Vamos entender este dilema com exemplos.

                                         Exemplo: 3 grupos (A, B e C)

Imagine que queremos comparar três tratamentos(grupos). São possíveis 3 comparações de médias: A e B, A e C e B e C. Vamos repetir esse experimento 10 vezes. Então, no total, serão feitas 30 comparações, como mostra a Tabela 1.

Tabela 1

   

Vamos supor que todas as médias populacionais são iguais (não sabemos disso quando fazemos o experimento). Para comparar médias, podemos escolher:

🔺    Um teste que controle o risco de erro Tipo I em cada comparação de médias. Neste caso, se – para cada comparação de duas médias – for estabelecido um nível de significância de 10%, espera-se que cerca de 10% das 30 comparações (ou seja, 3) indiquem, erradamente (erro tipo I), diferença que não existe. Note bem: essas 3 comparações erradamente significantes podem estar em só. ou em 3 dos 10 experimentos.

🔺  Um teste que controle o risco de erro Tipo I por experimento. Neste caso, se – para cada experimento – for estabelecido o nível de significância de 10%, espera-se que apenas 1 dos 10 experimentos (ou seja, 10%) indique, erradamente (erro tipo I), diferença que não existe.

                                  Exemplo: 20 grupos

Vamos pensar agora em um cenário maior: vamos comparar 20 tratamentos (grupos) dois a dois. São possíveis combinação de 20, dois a dois, que é (20x19) /2 = 190 comparações de médias. Vamos repetir esse experimento 10 vezes. Então, no total, serão feitas 190 x 10 = 1.900 comparações de médias. Novamente, vamos supor que as médias são todas iguais. Não sabemos disso, mas podemos escolher:

🔺 Um teste que controle o erro tipo I em cada comparação de médias.
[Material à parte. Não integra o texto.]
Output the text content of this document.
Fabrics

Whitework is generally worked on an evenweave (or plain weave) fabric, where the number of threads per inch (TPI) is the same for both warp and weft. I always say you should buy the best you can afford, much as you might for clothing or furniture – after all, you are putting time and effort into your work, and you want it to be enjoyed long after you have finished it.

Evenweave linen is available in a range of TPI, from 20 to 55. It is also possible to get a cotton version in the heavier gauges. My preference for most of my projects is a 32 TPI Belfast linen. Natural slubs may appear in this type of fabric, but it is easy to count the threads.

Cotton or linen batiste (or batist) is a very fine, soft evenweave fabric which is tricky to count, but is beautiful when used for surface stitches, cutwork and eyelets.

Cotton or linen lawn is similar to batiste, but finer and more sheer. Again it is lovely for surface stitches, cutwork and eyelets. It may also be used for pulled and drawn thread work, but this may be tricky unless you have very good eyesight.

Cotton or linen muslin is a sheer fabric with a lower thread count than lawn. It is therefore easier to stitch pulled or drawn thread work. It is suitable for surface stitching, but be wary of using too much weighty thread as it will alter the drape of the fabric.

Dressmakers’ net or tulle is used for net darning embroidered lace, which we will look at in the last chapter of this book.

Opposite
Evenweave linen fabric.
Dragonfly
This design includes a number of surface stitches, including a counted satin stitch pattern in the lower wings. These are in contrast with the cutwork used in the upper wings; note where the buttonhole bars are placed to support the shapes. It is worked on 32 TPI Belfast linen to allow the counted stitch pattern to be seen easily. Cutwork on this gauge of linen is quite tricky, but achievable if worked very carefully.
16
Se for estabelecido o nível de 10% de significância podem ocorrer até 190 falsos positivos (10% das 1.900 comparações de médias). Então quase todo experimento teria erros. O nível de erro se aproximaria, portanto, de 100%!

🔺  Um teste que controle o risco de erro Tipo I por experimento. Se for estabelecido o nível de significância de 10%, espera-se que ocorra erro tipo I em apenas 1 experimento, mesmo com 1.900 comparações no total.

                                       Comparação entre os testes

O teste DMS de Fisher e o teste das amplitudes múltiplas de Duncan não controlam o nível de significância de experimentos. São testes liberais, pois apontam significância com muita facilidade. Mas têm grande poder, pois nível de significância e poder do teste crescem juntos. De qualquer modo, é preciso evitar o "fishing for significance". Comparar muitas médias sem controle aumenta o risco de achar diferenças que não existem.

 

Já o teste DHS de Tukey, o teste de Dunnet e o teste S de Scheffé são conservadores, pois controlam o nível de significância de experimentos. Se o nível de significância para experimentos for 5%, o nível de significância para comparação de médias será menor do que 5%. Conclusões baseadas em experimentwise α são mais confiáveis em estudos com múltiplos grupos.

 

No entanto, quando se comparam apenas dois grupos, o nível de significância para experimentos é igual ao nível de significância para comparação de médias. Mas é preciso cuidado quando se comparam vários grupos, pois pode haver diferença nas conclusões.

                                                     Conclusão

     🔺  Testes liberais (como DMS e Duncan) têm maior poder, mas também maior risco de erro tipo I.

     🔺  Testes conservadores (como Tukey, Dunnett e Scheffé) protegem melhor contra erros, mas podem deixar de detectar diferenças reais.

    🔺  Em poucas comparações, a diferença entre os erros é pequena.

  🔺 Em muitas comparações, o controle do erro por experimento é essencial.